# cooking wild boar



## respro (Aug 19, 2012)

I've heard that cooking wild boar smells like a pee house. Any way to overcome this?


----------



## benosmose (Aug 19, 2012)

It dont


----------



## goastinstructor (Aug 20, 2012)

Negative, it smells like success and tacos.


----------



## deadend (Aug 20, 2012)

Don't believe everything you hear.


----------



## bigreddwon (Aug 20, 2012)

goastinstructor said:


> Negative, it smells like success and tacos.


----------



## 4x4 (Aug 20, 2012)

respro said:


> I've heard that cooking wild boar smells like a pee house. Any way to overcome this?



Someone auctually told you that?? If prepared right you cant smell or taste the difference between wild pork and store purchased pork. Wild Pork will have "Soft Fat" and Production Pork will have "Hard Fat". Soft Fat is not as desirable and should be trimmed away when possible.

I tried this on some oinkers that i killed 3 days ago. After quartering them up try this next time
1 - Skin and Debone or Quarter the animals out and place the meat in a large ice chest with the following mixture.
2 - ICE WATER!! Along with 1/2 - 1 cup of vinegar and a medium or large (18 - 20 oz) size container of real lemon juice.
3 - Soak large portions of meat for 2 or even 3 days changing the water as needed and keeping the water ICE COLD(when I seen a red tint in the water I changed it) and all meat covered with the ice water. Soak the meat till it turns white and all blood is leached out.
**NOTE, if the meat begins to darken or turn blue then you got too much vinegar! The meat is not spoiled!! Change the ice water and reduce or eliminate the vinegar.

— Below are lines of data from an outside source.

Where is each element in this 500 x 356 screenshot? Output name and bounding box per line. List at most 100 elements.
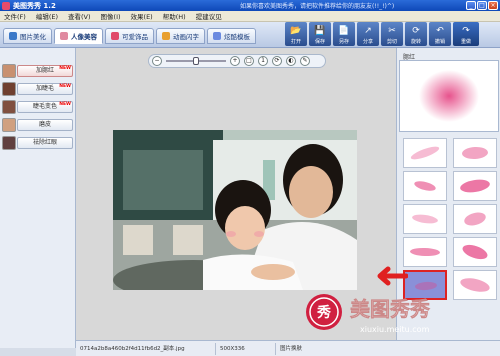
tool-label: 保存 — [314, 39, 325, 45]
eyelash-color-thumbnail — [2, 100, 16, 114]
title-bar: 美图秀秀 1.2 如果你喜欢美图秀秀，请把软件推荐给你的朋友友(!!_!)^) … — [0, 0, 500, 11]
toolbar: 📂 打开 💾 保存 📄 另存 ↗ 分享 ✂ 剪切 ⟳ 旋转 ↶ 撤销 ↷ 重做 — [285, 22, 479, 46]
brush-grid — [403, 138, 497, 300]
smooth-skin-button[interactable]: 磨皮 — [17, 119, 73, 131]
blush-brush-swatch[interactable] — [453, 171, 497, 201]
status-filename: 0714a2b8a460b2f4d11fb6d2_副本.jpg — [76, 342, 216, 355]
face-icon — [60, 32, 68, 40]
save-icon: 💾 — [314, 26, 326, 36]
red-arrow-icon — [377, 266, 408, 286]
svg-text:美图秀秀: 美图秀秀 — [350, 297, 430, 321]
window-title: 美图秀秀 1.2 — [13, 1, 56, 10]
tool-smooth-skin[interactable] — [2, 118, 16, 132]
watermark: 秀 美图秀秀 xiuxiu.meitu.com — [300, 288, 500, 344]
menu-file[interactable]: 文件(F) — [4, 11, 26, 21]
photo-canvas[interactable] — [113, 130, 357, 290]
red-eye-button[interactable]: 祛除红眼 — [17, 137, 73, 149]
tab-label: 动画闪字 — [173, 33, 199, 41]
new-badge: NEW — [59, 102, 71, 107]
blush-preview-shape — [419, 70, 479, 122]
menu-bar: 文件(F) 编辑(E) 查看(V) 图像(I) 效果(E) 帮助(H) 提建议见 — [0, 11, 500, 22]
eyelash-button[interactable]: 加睫毛 NEW — [17, 83, 73, 95]
blush-brush-swatch[interactable] — [403, 138, 447, 168]
tool-label: 打开 — [290, 39, 301, 45]
tab-picture-beautify[interactable]: 图片美化 — [3, 28, 52, 44]
menu-effects[interactable]: 效果(E) — [131, 11, 153, 21]
save-as-button[interactable]: 📄 另存 — [333, 22, 355, 46]
brand-watermark-logo: 秀 美图秀秀 xiuxiu.meitu.com — [306, 294, 430, 334]
smooth-skin-thumbnail — [2, 118, 16, 132]
tab-label: 人像美容 — [71, 33, 97, 41]
tab-animated-text[interactable]: 动画闪字 — [156, 28, 205, 44]
zoom-out-icon[interactable]: − — [152, 56, 162, 66]
status-action: 图片换肤 — [280, 345, 303, 352]
tool-label: 剪切 — [386, 39, 397, 45]
status-image-size: 500X336 — [216, 342, 276, 355]
scissors-icon: ✂ — [388, 26, 396, 36]
promo-text: 如果你喜欢美图秀秀，请把软件推荐给你的朋友友(!!_!)^) — [240, 3, 395, 10]
refresh-icon[interactable]: ⟳ — [272, 56, 282, 66]
blush-brush-swatch[interactable] — [453, 204, 497, 234]
zoom-bar: − + □ 1 ⟳ ◐ ✎ — [148, 54, 326, 68]
tool-label: 旋转 — [410, 39, 421, 45]
tool-eyelash-color[interactable] — [2, 100, 16, 114]
svg-text:秀: 秀 — [316, 304, 332, 321]
tab-label: 可爱饰品 — [122, 33, 148, 41]
crop-button[interactable]: ✂ 剪切 — [381, 22, 403, 46]
menu-feedback[interactable]: 提建议见 — [196, 11, 222, 21]
brush-preview — [399, 60, 499, 132]
undo-button[interactable]: ↶ 撤销 — [429, 22, 451, 46]
eyelash-thumbnail — [2, 82, 16, 96]
minimize-button[interactable]: _ — [466, 1, 476, 10]
eyelash-color-button[interactable]: 睫毛变色 NEW — [17, 101, 73, 113]
brush-icon[interactable]: ✎ — [300, 56, 310, 66]
picture-icon — [9, 32, 17, 40]
undo-icon: ↶ — [436, 26, 444, 36]
red-eye-thumbnail — [2, 136, 16, 150]
new-badge: NEW — [59, 66, 71, 71]
tool-label: 重做 — [460, 39, 471, 45]
blush-brush-swatch[interactable] — [453, 138, 497, 168]
menu-help[interactable]: 帮助(H) — [163, 11, 186, 21]
menu-image[interactable]: 图像(I) — [101, 11, 121, 21]
template-icon — [213, 32, 221, 40]
tab-cool-templates[interactable]: 炫酷模板 — [207, 28, 256, 44]
tab-cute-accessories[interactable]: 可爱饰品 — [105, 28, 154, 44]
share-button[interactable]: ↗ 分享 — [357, 22, 379, 46]
tool-label: 撤销 — [434, 39, 445, 45]
redo-button[interactable]: ↷ 重做 — [453, 22, 479, 46]
zoom-slider[interactable] — [166, 57, 226, 65]
maximize-button[interactable]: □ — [477, 1, 487, 10]
tab-portrait-beauty[interactable]: 人像美容 — [54, 28, 103, 44]
tool-blush[interactable] — [2, 64, 16, 78]
save-as-icon: 📄 — [338, 26, 350, 36]
blush-thumbnail — [2, 64, 16, 78]
heart-icon — [111, 32, 119, 40]
tool-red-eye[interactable] — [2, 136, 16, 150]
svg-text:xiuxiu.meitu.com: xiuxiu.meitu.com — [360, 325, 430, 334]
close-button[interactable]: × — [488, 1, 498, 10]
zoom-in-icon[interactable]: + — [230, 56, 240, 66]
app-logo-icon — [2, 1, 10, 10]
zoom-slider-knob[interactable] — [193, 57, 199, 65]
tab-label: 图片美化 — [20, 33, 46, 41]
compare-icon[interactable]: ◐ — [286, 56, 296, 66]
blush-brush-swatch[interactable] — [453, 237, 497, 267]
new-badge: NEW — [59, 84, 71, 89]
blush-button[interactable]: 加腮红 NEW — [17, 65, 73, 77]
blush-brush-swatch[interactable] — [403, 171, 447, 201]
tab-label: 炫酷模板 — [224, 33, 250, 41]
blush-brush-swatch[interactable] — [403, 204, 447, 234]
rotate-button[interactable]: ⟳ 旋转 — [405, 22, 427, 46]
save-button[interactable]: 💾 保存 — [309, 22, 331, 46]
tool-eyelash[interactable] — [2, 82, 16, 96]
share-icon: ↗ — [364, 26, 372, 36]
tool-label: 另存 — [338, 39, 349, 45]
sparkle-icon — [162, 32, 170, 40]
blush-brush-swatch[interactable] — [403, 237, 447, 267]
fit-window-icon[interactable]: □ — [244, 56, 254, 66]
menu-view[interactable]: 查看(V) — [68, 11, 91, 21]
open-button[interactable]: 📂 打开 — [285, 22, 307, 46]
menu-edit[interactable]: 编辑(E) — [36, 11, 58, 21]
actual-size-icon[interactable]: 1 — [258, 56, 268, 66]
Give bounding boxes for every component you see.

I did this to 4 hams, wrapped one in tinfoil with all sorta veggies(carrots, celery, mushrooms, red potatos, one vidalia onion, 1/2 clove of garlic chopped up fine), a stick of butter, and poured a fresh coca cola over it and baked it in the oven until internal temp was 165 and it was AWESOME! I was so proud of myself...


----------



## Big Doe Down (Aug 20, 2012)

It definitely doesn't smell like that at all. This weekend I tried something different with a wild pig and now its the only way I'll cook them. We trapped and killed a 60lb pig and scalded it and scraped all the hair off before gutting him. Then we gutted him and washed it off with the hose and threw it on the smoker for 7 hours and boy it was the best wild pig I've ever tasted. You couldn't tell it was wild at all. By keeping the skin on the pig it keeps the meat from drying out as much and it was awesome.


----------



## coolerman (Aug 20, 2012)

Dont believe the wives tales unless the boars I catch are diffrent than others it aint no diffrent ...I watched a guy kill a 250 boar hog skin it and put it on the grill and you couldnt tell the diffrence ....up until this piont I was the same way ...its just a wives tale if you hungry aint gonna matter what it smells like anyway .........when was the last time somebody smelled a pot of cabbage or greens that smelled as good as they tasted


----------



## Nugefan (Aug 20, 2012)

I'd rather eat wild hog than deer ...


----------



## grouper throat (Aug 20, 2012)

We'll only kill bars and sows and cut the bigger boars to save for later. It'll cut out on the bad smell and taste.


----------



## benosmose (Aug 20, 2012)

I just made spaghetti with ground boar that was about a 350 pound one and it tasted excellent.It had the slight smell of hog so my wife informed me while i was browning the meat but when it was done you could not tell it from beef.


----------



## buckhunter2256 (Aug 26, 2012)

its all in how fast you get it cleaned and on ice.  if you take awhile doing so its nasty, if you are fast getting it on ice its very tasty.


----------